Even though the Bruins’ winning streak is over, their point streak remains intact, and this fact is still true:
At TD Garden, no enemy lead is safe.
Rising from their slumber with three unanswered goals in the third period, the Bruins brought the Blackhawks to overtime, but lost, 4-3, on a Jonathan Toews breakaway goal.
They kept their home point streak alive (12-0-5) with some late magic, including the tying goal by Torey Krug with 2:33 left in regulation. But the building soured after a streaking Toews went five-hole on Tuukka Rask, 54 seconds into OT. The Chicago captain was 2-on-0 with Patrick Kane after upending David Pastrnak, who had the puck in the offensive zone.
A smattering of plastic bottles and cups flew from the rafters, and Zdeno Chara had an extended discussion with officials, all in Black and Gold believing Toews tripped Pastrnak. But coach Bruce Cassidy wasn’t convinced.
“That’s one of those judgment calls made quick,” he said. “They didn’t make it . . . You get some of those some nights. You don’t other nights.”
It was another one of those nights for the Bruins (20-3-6), who stumbled and fumbled their way through the first 40 minutes. They gave up goals to Ryan Carpenter and Dylan Strome in a 37-second span near the end of the second period, and have allowed the first goal in six of their last eight games. The good news: they have fallen behind, 2-0, five times this year, and taken points each time (2-0-3).
“Not a recipe for success,” said David Backes, who set up Joakim Nordstrom’s rebound goal at 1:49 of the third. “We showed some great character, and found a way to get one point of it.”
Nordstrom scored to answer Alex DeBrincat, who sniped on Rask (four goals on 31 shots) some 17 seconds into the third period. That saddled the Bruins with their first 3-0 deficit of the season.

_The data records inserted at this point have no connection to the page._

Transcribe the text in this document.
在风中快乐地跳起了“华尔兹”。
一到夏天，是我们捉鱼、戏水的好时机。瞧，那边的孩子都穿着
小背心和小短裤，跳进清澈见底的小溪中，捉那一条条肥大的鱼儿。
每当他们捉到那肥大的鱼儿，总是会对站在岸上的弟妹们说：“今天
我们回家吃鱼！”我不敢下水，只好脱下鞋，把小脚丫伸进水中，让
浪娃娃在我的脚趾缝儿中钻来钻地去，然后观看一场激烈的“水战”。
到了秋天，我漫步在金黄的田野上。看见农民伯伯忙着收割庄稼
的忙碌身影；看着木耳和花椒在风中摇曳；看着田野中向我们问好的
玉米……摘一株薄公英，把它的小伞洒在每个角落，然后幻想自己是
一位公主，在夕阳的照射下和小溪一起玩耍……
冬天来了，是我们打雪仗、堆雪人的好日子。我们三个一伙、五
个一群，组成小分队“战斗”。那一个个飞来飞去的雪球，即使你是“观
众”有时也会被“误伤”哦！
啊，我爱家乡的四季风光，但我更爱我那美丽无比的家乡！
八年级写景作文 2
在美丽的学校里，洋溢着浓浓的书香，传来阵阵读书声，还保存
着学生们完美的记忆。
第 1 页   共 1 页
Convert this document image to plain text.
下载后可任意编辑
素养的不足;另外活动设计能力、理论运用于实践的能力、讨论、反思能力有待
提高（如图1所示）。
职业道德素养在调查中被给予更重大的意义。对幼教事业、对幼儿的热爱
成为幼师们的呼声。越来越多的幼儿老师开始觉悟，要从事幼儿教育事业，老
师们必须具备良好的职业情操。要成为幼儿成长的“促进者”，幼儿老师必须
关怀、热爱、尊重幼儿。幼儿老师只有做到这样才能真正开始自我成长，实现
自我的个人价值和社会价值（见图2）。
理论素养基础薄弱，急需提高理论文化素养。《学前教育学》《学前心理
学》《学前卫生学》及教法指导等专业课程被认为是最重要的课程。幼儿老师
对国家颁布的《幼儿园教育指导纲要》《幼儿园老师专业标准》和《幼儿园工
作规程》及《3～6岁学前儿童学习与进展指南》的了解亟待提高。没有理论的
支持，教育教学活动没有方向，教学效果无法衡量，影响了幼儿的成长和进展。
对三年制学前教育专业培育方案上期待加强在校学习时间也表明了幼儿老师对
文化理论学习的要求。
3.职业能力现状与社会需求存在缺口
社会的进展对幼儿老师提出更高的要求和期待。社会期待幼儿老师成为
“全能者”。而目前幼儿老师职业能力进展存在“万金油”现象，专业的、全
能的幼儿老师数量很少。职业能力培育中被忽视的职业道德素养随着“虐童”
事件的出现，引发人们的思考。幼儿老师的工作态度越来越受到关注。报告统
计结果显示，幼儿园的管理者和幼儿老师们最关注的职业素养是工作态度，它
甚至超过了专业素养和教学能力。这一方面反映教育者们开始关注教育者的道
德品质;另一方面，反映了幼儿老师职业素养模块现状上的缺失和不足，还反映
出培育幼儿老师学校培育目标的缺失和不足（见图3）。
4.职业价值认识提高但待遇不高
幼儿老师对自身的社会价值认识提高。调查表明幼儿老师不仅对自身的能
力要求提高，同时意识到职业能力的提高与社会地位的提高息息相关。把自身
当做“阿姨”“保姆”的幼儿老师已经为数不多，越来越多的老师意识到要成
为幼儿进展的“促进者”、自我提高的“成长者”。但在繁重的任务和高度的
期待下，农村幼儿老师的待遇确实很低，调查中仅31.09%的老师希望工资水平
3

Another first: Boston went 0 for 4 on the power play for the first time all year. It was their worst performance on the man-advantage. The visitors even took penalties in the first minute of both the first and second periods, but the Bruins couldn’t make good on the fast, fresh ice.
Last year’s Vezina Trophy finalist, Robin Lehner, played like one. The Bruins peppered him with 40 pucks, and he made 10 of his 37 saves on the penalty kill. His teammates blocked 18 Bruins tries.
Boston went five games and 15 PKs without allowing a power play goal, but ended that streak with 1:09 left in the first period. With Pastrnak in the box for interference, defensemen Zdeno Chara and Brandon Carlo playing out high, Strome was all alone to tip a point shot past Rask.
The Bruins fell down, 1-0, after another special teams gaffe. Working the power play point, Charlie McAvoy had David Krejci open in the left circle, stick raised for a one-timer. But McAvoy whiffed on the pass, and Ryan Carpenter raced the other way. Rask blockered aside Connor Murphy’s shot on the rush, but when the rebound jumped over McAvoy’s stick, Carpenter dunked the rebound at 18:14 of the first. It was the first shorthanded goal allowed by the Bruins, who tied for the league-worst (15) last year.
The Bruins’ eight-game winning streak may be gone, but their 13-game point streak is still on. They pushed their edge to 15 points on second-place Florida in the Atlantic Division. They are also in the midst of a run of 11 games in 18 days, which was more apparent than any factor. They continue to hit the snooze button once the puck drops.
Chicago (11-12-5), which ended a three-game losing streak, came in with three points in their last seven games (1-5-1). Like other Bruins foes of late, they pestered Pastrnak. The league-leading goal-scorer, stuck on 25 after two scoreless games, took a game-high seven hits. One pop in particular, by Chicago fourth-liner Zack Smith, had defenseman John Moore dropping the gloves with Smith (despite playing his first game of the year after shoulder surgery).
“No, not at all,” said Pastrnak, when asked if he was frustrated. “It’s hockey. I don’t get frustrated unless we lose.”
He took two penalties, one of them a retaliatory roughing on defenseman Connor Murphy.
“The ref told me I started it,” Pastrnak said. “I got a cross-check right in the ribs. I’m going to push him back. It was probably a little stupid by me, but at the same time, tough luck. I don’t think I started it, but I’m going to push back.”
“Him and Marchy [Brad Marchand], they’re used to scoring,” Cassidy said. “These are high-end players and you want them to play their way out of it . . . Teams are just recognizing that these are the leading scorers in the league. You’ve got to pay a little more attention to them.”
Wagner scored a shorthanded goal with 4:59 remaining, beating Lehner glove side after backchecking defenseman Erik Gustafsson fell down at his own blue line. The Garden exploded when Krug cashed a feed out of the corner from Jake DeBrusk.
“It was ugly for the first 41 minutes, for sure,” Backes said. “Some character was shown tonight, but it wasn’t our best effort.”